1. Persuasion (1995)

The ultimate DWEF's movies are a foreign country to most of us walking around with our hats turned backwards.  Hopefully, this series of fussy, fawning reviews will prepare you for that moment when you're stuck in a room with girlfriend and her younger sister and Austen pops ups on the DVD menu. Let's begin.

So you're prepared to make the ultimate sacrifice on Valentine's day, and will have to deal with full-metal Austen. Where to turn first? I suggest here. A 90-minute adaptation of the shortest of Austen's big 4 novels. Since it was her last and was finished not long before she died at 41, one wonders if it wasn't written under the sternest deadline of all.

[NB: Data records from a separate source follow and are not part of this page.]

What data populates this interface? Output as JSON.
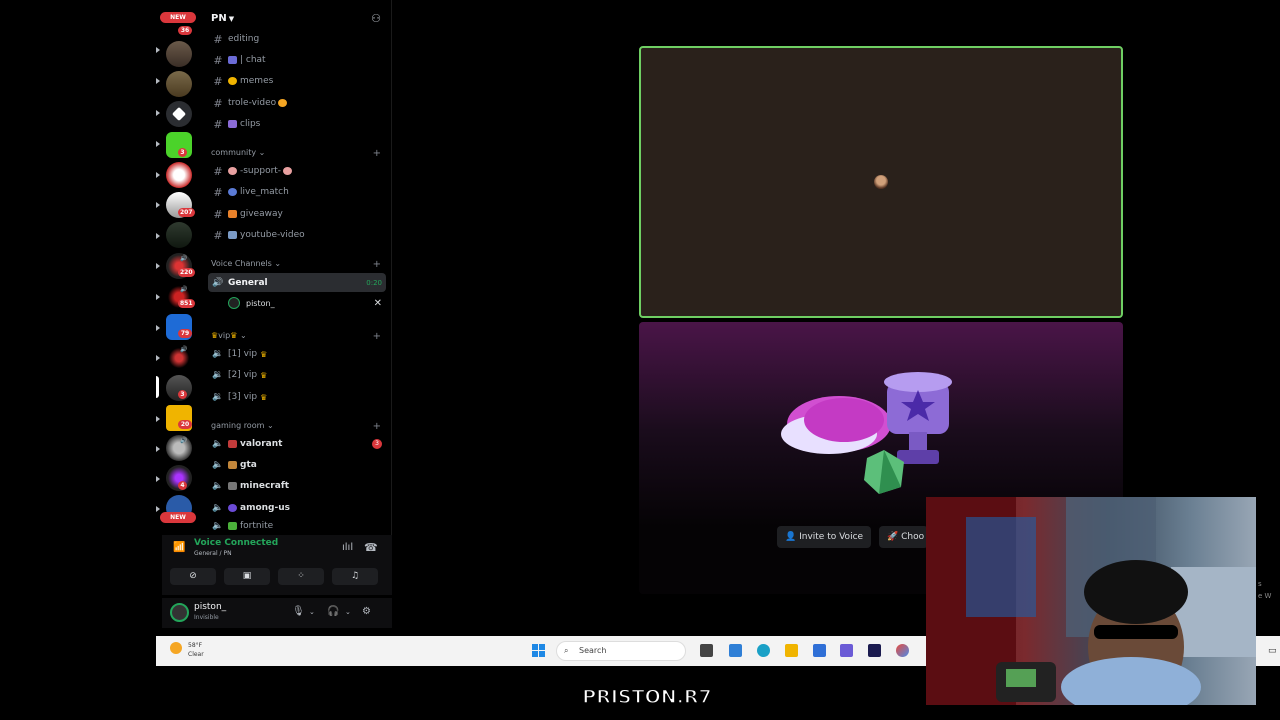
{
  "rail": {
    "new_top": "NEW",
    "new_bottom": "NEW",
    "badges": [
      "36",
      "3",
      "207",
      "220",
      "851",
      "79",
      "3",
      "20",
      "4"
    ],
    "servers": [
      "server-1",
      "server-2",
      "server-3",
      "server-4",
      "server-5",
      "server-6",
      "server-7",
      "server-8",
      "server-9",
      "server-10",
      "server-11",
      "server-12",
      "server-13",
      "server-14",
      "server-15",
      "server-16",
      "server-17"
    ]
  },
  "server": {
    "name": "PN"
  },
  "channels": {
    "top": [
      {
        "name": "editing"
      },
      {
        "name": "| chat"
      },
      {
        "name": "memes"
      },
      {
        "name": "trole-video"
      },
      {
        "name": "clips"
      }
    ],
    "community_label": "community",
    "community": [
      {
        "name": "-support-"
      },
      {
        "name": "live_match"
      },
      {
        "name": "giveaway"
      },
      {
        "name": "youtube-video"
      }
    ],
    "voice_label": "Voice Channels",
    "general": {
      "name": "General",
      "timer": "0:20"
    },
    "member": {
      "name": "piston_"
    },
    "vip_label": "vip",
    "vip": [
      {
        "name": "[1] vip"
      },
      {
        "name": "[2] vip"
      },
      {
        "name": "[3] vip"
      }
    ],
    "gaming_label": "gaming room",
    "gaming": [
      {
        "name": "valorant",
        "badge": "3"
      },
      {
        "name": "gta"
      },
      {
        "name": "minecraft"
      },
      {
        "name": "among-us"
      },
      {
        "name": "fortnite"
      }
    ]
  },
  "voice_panel": {
    "status": "Voice Connected",
    "location": "General / PN"
  },
  "user_panel": {
    "username": "piston_",
    "status": "Invisible"
  },
  "stage": {
    "invite_label": "Invite to Voice",
    "choose_label": "Choo"
  },
  "taskbar": {
    "temp": "58°F",
    "weather": "Clear",
    "search_placeholder": "Search"
  },
  "watermark": "PRISTON.R7",
  "edge_text": [
    "s",
    "e W"
  ],
  "colors": {
    "accent_green": "#23a55a",
    "badge_red": "#da373c",
    "tile_border": "#6fcf63"
  }
}
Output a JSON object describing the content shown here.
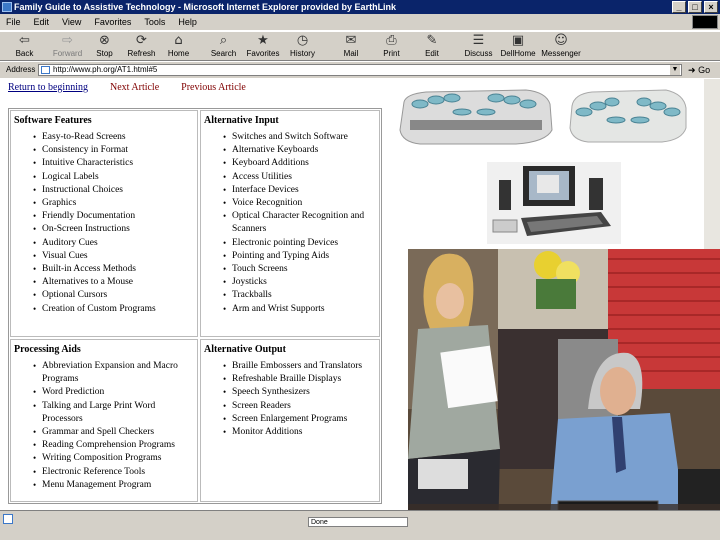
{
  "window": {
    "title": "Family Guide to Assistive Technology - Microsoft Internet Explorer provided by EarthLink",
    "controls": [
      "_",
      "□",
      "×"
    ]
  },
  "menu": [
    "File",
    "Edit",
    "View",
    "Favorites",
    "Tools",
    "Help"
  ],
  "toolbar": [
    {
      "label": "Back",
      "icon": "back-arrow-icon",
      "glyph": "⇦"
    },
    {
      "label": "Forward",
      "icon": "forward-arrow-icon",
      "glyph": "⇨"
    },
    {
      "label": "Stop",
      "icon": "stop-icon",
      "glyph": "⊗"
    },
    {
      "label": "Refresh",
      "icon": "refresh-icon",
      "glyph": "⟳"
    },
    {
      "label": "Home",
      "icon": "home-icon",
      "glyph": "⌂"
    },
    {
      "label": "Search",
      "icon": "search-icon",
      "glyph": "⌕"
    },
    {
      "label": "Favorites",
      "icon": "favorites-icon",
      "glyph": "★"
    },
    {
      "label": "History",
      "icon": "history-icon",
      "glyph": "◷"
    },
    {
      "label": "Mail",
      "icon": "mail-icon",
      "glyph": "✉"
    },
    {
      "label": "Print",
      "icon": "print-icon",
      "glyph": "⎙"
    },
    {
      "label": "Edit",
      "icon": "edit-icon",
      "glyph": "✎"
    },
    {
      "label": "Discuss",
      "icon": "discuss-icon",
      "glyph": "☰"
    },
    {
      "label": "DellHome",
      "icon": "dellhome-icon",
      "glyph": "▣"
    },
    {
      "label": "Messenger",
      "icon": "messenger-icon",
      "glyph": "☺"
    }
  ],
  "address": {
    "label": "Address",
    "url": "http://www.ph.org/AT1.html#5",
    "go": "Go"
  },
  "nav": {
    "return": "Return to beginning",
    "next": "Next Article",
    "previous": "Previous Article"
  },
  "sections": {
    "software": {
      "heading": "Software Features",
      "items": [
        "Easy-to-Read Screens",
        "Consistency in Format",
        "Intuitive Characteristics",
        "Logical Labels",
        "Instructional Choices",
        "Graphics",
        "Friendly Documentation",
        "On-Screen Instructions",
        "Auditory Cues",
        "Visual Cues",
        "Built-in Access Methods",
        "Alternatives to a Mouse",
        "Optional Cursors",
        "Creation of Custom Programs"
      ]
    },
    "input": {
      "heading": "Alternative Input",
      "items": [
        "Switches and Switch Software",
        "Alternative Keyboards",
        "Keyboard Additions",
        "Access Utilities",
        "Interface Devices",
        "Voice Recognition",
        "Optical Character Recognition and Scanners",
        "Electronic pointing Devices",
        "Pointing and Typing Aids",
        "Touch Screens",
        "Joysticks",
        "Trackballs",
        "Arm and Wrist Supports"
      ]
    },
    "processing": {
      "heading": "Processing Aids",
      "items": [
        "Abbreviation Expansion and Macro Programs",
        "Word Prediction",
        "Talking and Large Print Word Processors",
        "Grammar and Spell Checkers",
        "Reading Comprehension Programs",
        "Writing Composition Programs",
        "Electronic Reference Tools",
        "Menu Management Program"
      ]
    },
    "output": {
      "heading": "Alternative Output",
      "items": [
        "Braille Embossers and Translators",
        "Refreshable Braille Displays",
        "Speech Synthesizers",
        "Screen Readers",
        "Screen Enlargement Programs",
        "Monitor Additions"
      ]
    }
  },
  "status": {
    "text": "Done"
  },
  "colors": {
    "titlebar": "#0a246a",
    "chrome": "#d4d0c8",
    "link": "#000080",
    "visited": "#800000"
  }
}
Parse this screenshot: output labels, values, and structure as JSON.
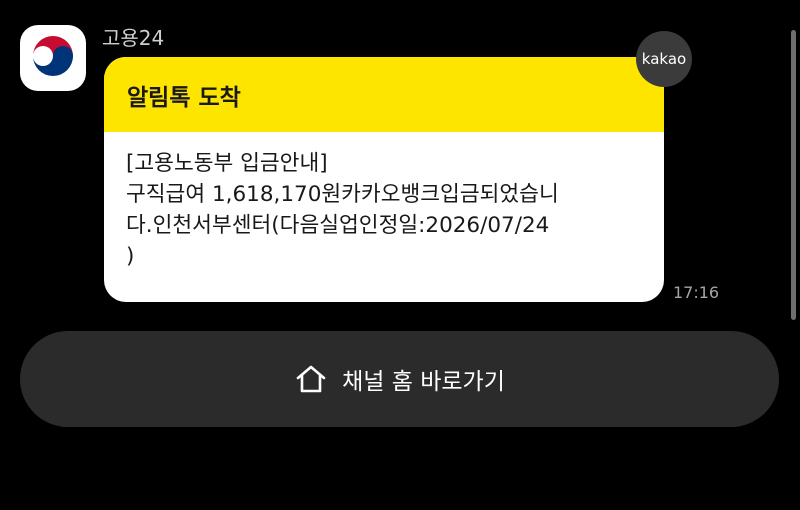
{
  "sender": {
    "name": "고용24",
    "avatar_icon": "korea-government-emblem-icon"
  },
  "message": {
    "header_title": "알림톡 도착",
    "header_color": "#FEE500",
    "lines": [
      "[고용노동부 입금안내]",
      "구직급여 1,618,170원카카오뱅크입금되었습니",
      "다.인천서부센터(다음실업인정일:2026/07/24",
      ")"
    ],
    "timestamp": "17:16",
    "badge": "kakao"
  },
  "channel_button": {
    "label": "채널 홈 바로가기",
    "icon": "home-icon"
  }
}
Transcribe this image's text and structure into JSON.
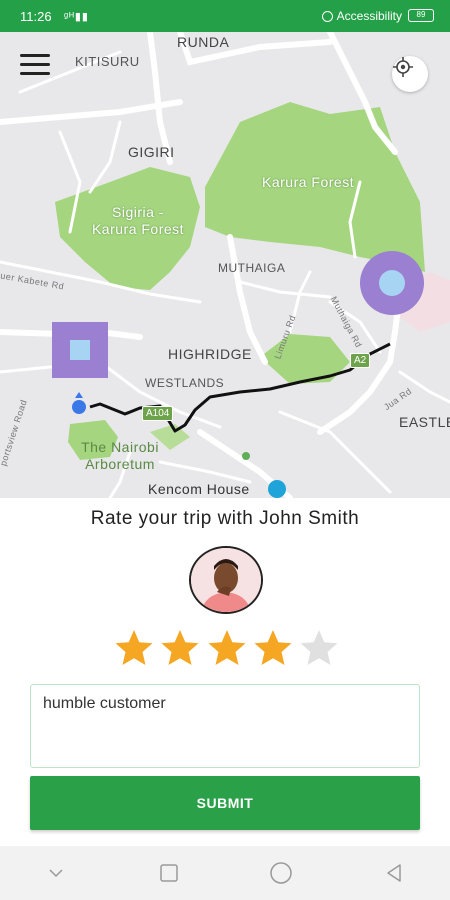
{
  "status_bar": {
    "time": "11:26",
    "signal": "ᵍᵀıll",
    "accessibility": "Accessibility",
    "battery": "89"
  },
  "map": {
    "labels": {
      "runda": "RUNDA",
      "kitisuru": "KITISURU",
      "gigiri": "GIGIRI",
      "karura_forest": "Karura Forest",
      "sigiria": "Sigiria -\nKarura Forest",
      "muthaiga": "MUTHAIGA",
      "highridge": "HIGHRIDGE",
      "westlands": "WESTLANDS",
      "eastleigh": "EASTLE",
      "nairobi_arboretum": "The Nairobi\nArboretum",
      "kencom_house": "Kencom House",
      "a104": "A104",
      "a2": "A2",
      "limuru_rd": "Limuru Rd",
      "muthaiga_rd": "Muthaiga Rd",
      "kabete_rd": "uer Kabete Rd",
      "sport_rd": "portsview Road",
      "jua_rd": "Jua Rd"
    },
    "colors": {
      "background": "#e8e8ea",
      "forest": "#a5d67f",
      "route": "#111111",
      "origin_marker": "#9b7fd0",
      "destination_marker": "#9b7fd0"
    }
  },
  "rating": {
    "title": "Rate your trip with John Smith",
    "stars_total": 5,
    "stars_filled": 4,
    "filled_color": "#f5a623",
    "empty_color": "#e0e0e0"
  },
  "feedback": {
    "value": "humble customer",
    "placeholder": ""
  },
  "submit": {
    "label": "SUBMIT"
  },
  "nav_bar": {
    "icons": [
      "chevron-down-icon",
      "recent-apps-icon",
      "home-icon",
      "back-icon"
    ]
  }
}
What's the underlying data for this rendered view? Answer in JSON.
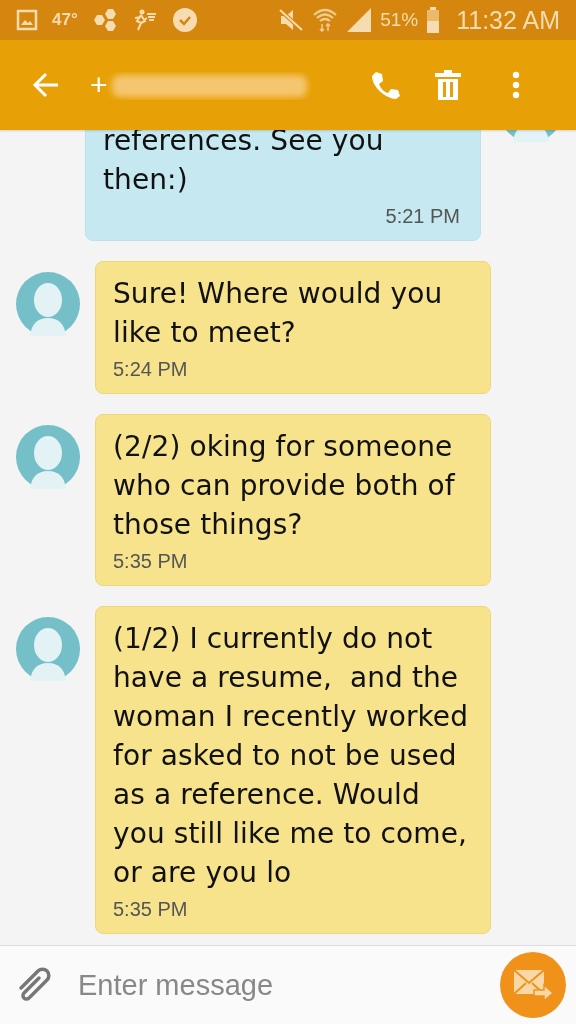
{
  "status_bar": {
    "temperature": "47°",
    "battery": "51%",
    "time": "11:32 AM"
  },
  "app_bar": {
    "title": "+"
  },
  "messages": [
    {
      "kind": "sent",
      "text": "references. See you then:)",
      "time": "5:21 PM"
    },
    {
      "kind": "received",
      "text": "Sure! Where would you like to meet?",
      "time": "5:24 PM"
    },
    {
      "kind": "received",
      "text": "(2/2) oking for someone who can provide both of those things?",
      "time": "5:35 PM"
    },
    {
      "kind": "received",
      "text": "(1/2) I currently do not have a resume,  and the woman I recently worked for asked to not be used as a reference. Would you still like me to come, or are you lo",
      "time": "5:35 PM"
    }
  ],
  "composer": {
    "placeholder": "Enter message"
  }
}
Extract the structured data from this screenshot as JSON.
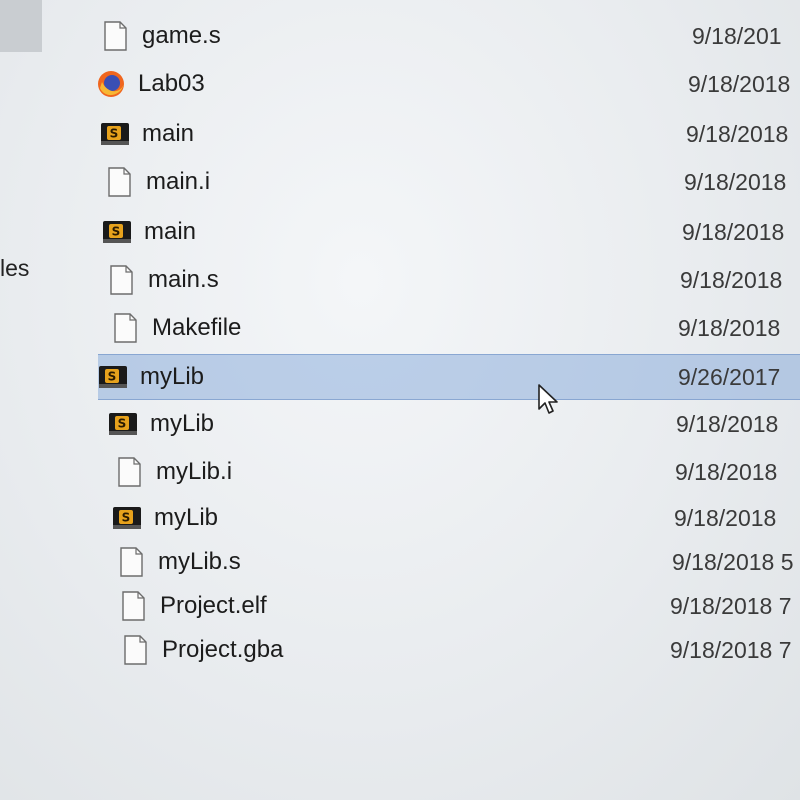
{
  "sidebar": {
    "partial_label": "les"
  },
  "files": [
    {
      "name": "game.s",
      "date": "9/18/201",
      "icon": "file-icon"
    },
    {
      "name": "Lab03",
      "date": "9/18/2018",
      "icon": "firefox-icon"
    },
    {
      "name": "main",
      "date": "9/18/2018",
      "icon": "assembly-file-icon"
    },
    {
      "name": "main.i",
      "date": "9/18/2018",
      "icon": "file-icon"
    },
    {
      "name": "main",
      "date": "9/18/2018",
      "icon": "assembly-file-icon"
    },
    {
      "name": "main.s",
      "date": "9/18/2018",
      "icon": "file-icon"
    },
    {
      "name": "Makefile",
      "date": "9/18/2018",
      "icon": "file-icon"
    },
    {
      "name": "myLib",
      "date": "9/26/2017",
      "icon": "assembly-file-icon",
      "selected": true
    },
    {
      "name": "myLib",
      "date": "9/18/2018",
      "icon": "assembly-file-icon"
    },
    {
      "name": "myLib.i",
      "date": "9/18/2018",
      "icon": "file-icon"
    },
    {
      "name": "myLib",
      "date": "9/18/2018",
      "icon": "assembly-file-icon"
    },
    {
      "name": "myLib.s",
      "date": "9/18/2018 5",
      "icon": "file-icon"
    },
    {
      "name": "Project.elf",
      "date": "9/18/2018 7",
      "icon": "file-icon"
    },
    {
      "name": "Project.gba",
      "date": "9/18/2018 7",
      "icon": "file-icon"
    }
  ],
  "colors": {
    "selection": "#7aa0d7",
    "assembly_icon_bg": "#1a1a1a",
    "assembly_icon_badge": "#e7a21c",
    "firefox_orange": "#f0661e",
    "firefox_blue": "#3a4fb4"
  }
}
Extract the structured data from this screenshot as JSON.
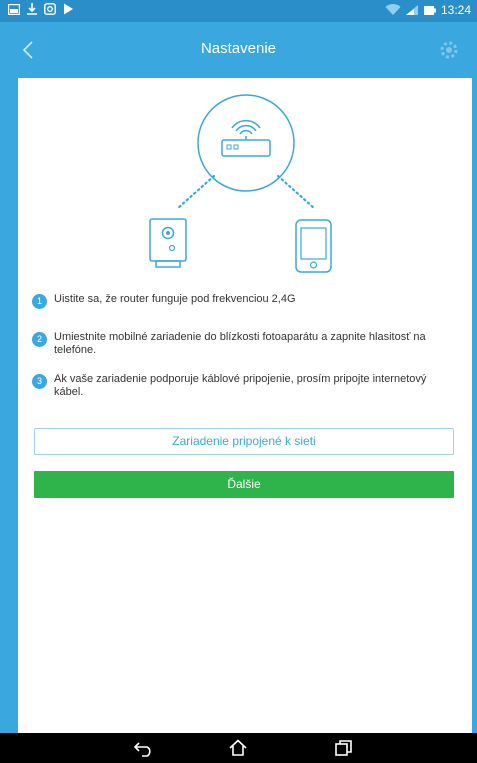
{
  "status_bar": {
    "time": "13:24",
    "icons": [
      "gallery-icon",
      "download-icon",
      "camera-icon",
      "play-store-icon",
      "wifi-icon",
      "signal-icon",
      "battery-icon"
    ]
  },
  "app_bar": {
    "title": "Nastavenie",
    "back_icon": "back-arrow-icon",
    "settings_icon": "gear-icon"
  },
  "steps": [
    {
      "number": "1",
      "text": "Uistite sa, že router funguje pod frekvenciou 2,4G"
    },
    {
      "number": "2",
      "text": "Umiestnite mobilné zariadenie do blízkosti fotoaparátu a zapnite hlasitosť na telefóne."
    },
    {
      "number": "3",
      "text": "Ak vaše zariadenie podporuje káblové pripojenie, prosím pripojte internetový kábel."
    }
  ],
  "buttons": {
    "connected": "Zariadenie pripojené k sieti",
    "next": "Ďalšie"
  },
  "colors": {
    "accent": "#3aa8de",
    "status_bar": "#2a8fc8",
    "next_button": "#2fb34b"
  }
}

Aside from the polite length, another selling point is the focus of her female characters on men who actually DO something - in this case serve in Her Majesty's Navy. This is not a swashbuckler but at least there are a few recognizable male characters upon which to hang your dramatic cutlass.

Our heroine, Anne Elliot (Amanda Root) is the grown model middle daughter of the dim, shallow, spendthrift widower Sir Walter Elliot. His affairs are in such a state that he will soon have to "re-trench" to rented quarters and let out his beloved estate, perhaps to a Navy admiral. He dislikes the Navy because, in the Napoleonic Wars, it brings men of "obscure birth" to prominence and wealth. Corrin Redgrave's sniggering, animated, precise, snippy readings of Austen's dialogue, while nibbling on maccaroons and fruit dainties, are very funny. He is not effeminate, exactly. He is just a man who maybe has never broken a sweat or even touched the ground in his entire life.

With her younger sister (Emma Thompson's hilarious younger sister, Sophie) married to a wealthy neighbor, and her older sister turning shrewish and aged (rather too shrewish in this movie, I think. Austen's version is thoughtless but not strident), Ann at 27 has "lost her bloom" and spends her free time convinced she would have been happier with the love of her life whom she rejected at 19, under the influence of her intrusive but engaging female neighbor and guardian of sorts. Her suitor, a penniless local gentry, has gone off to the Navy and 8 years later is returning as the wealthy (through war-time booty) and dashing Captain Wentworth. I don't know how large Ciaran Hinds really is, but his Captain Wentworth appears positively oaken in volume and mass and his voice rumbles across dinner parties with tales of his adventures while Ann's female in-laws giggle and coo.

Another interesting aspect are the dinner parties themselves. I was struck by how some of these are cozy, almost cramped, and candlelit. It feels authentic and is very effective in that it allows camera shots that bring two faces on different planes into view, without some massive centerpiece between them. This allows the actors to convincingly observe each other as you know the characters in real-life would. Nice.

But thankfully, the story veers away from their discomfort to encompass Ann's good-naturedly warring in-laws, her own family's new social-climbing life in Bath, and a group trip to a seaside town to visit Wentworth's old brothers in arms, the married Captain Harvile and the despondent Captain Benwick (pronounced Bennick) whose betrothed has died while he was at war. As Ann gets to know Benwick and encourages him to "rally", and perhaps include a little more prose in his obsessive reading of poetry, she begins to rally somewhat herself, and in the midst of another modest temporary tragedy she shows that she is the smartest and most competent person in the room. She also catches the eye of an insinuating and handsome cousin who happens to be passing through. Watching Root's Anne slowly regain her mojo just by virtue of getting somewhere, anywhere, away from her family feels truthful and is one of the pleasures of this whole enterprise.

I will add as a sidelight that Austen's gifts for dialogue and romantic longing are at least equalled by her surgical insight into families.

All the acting is great. The special features section on the disk indicates that Root was chosen in part because she could blush. Although she's no knockout, there are scenes in which she just glows. A late scene with almost verbatim Austen dialogue of Ann and Captain Harvile, gently jousting over which gender is the more constant, is notable.

Back to our story, there are a half-dozen subplots, but all matters come to a head in Bath, and suffice it to say, they do not all get run over by a truck and die. The ending is gentle and cliche-free, well, except for the last couple shots. And that is that. On time and under budget. Highly recommended.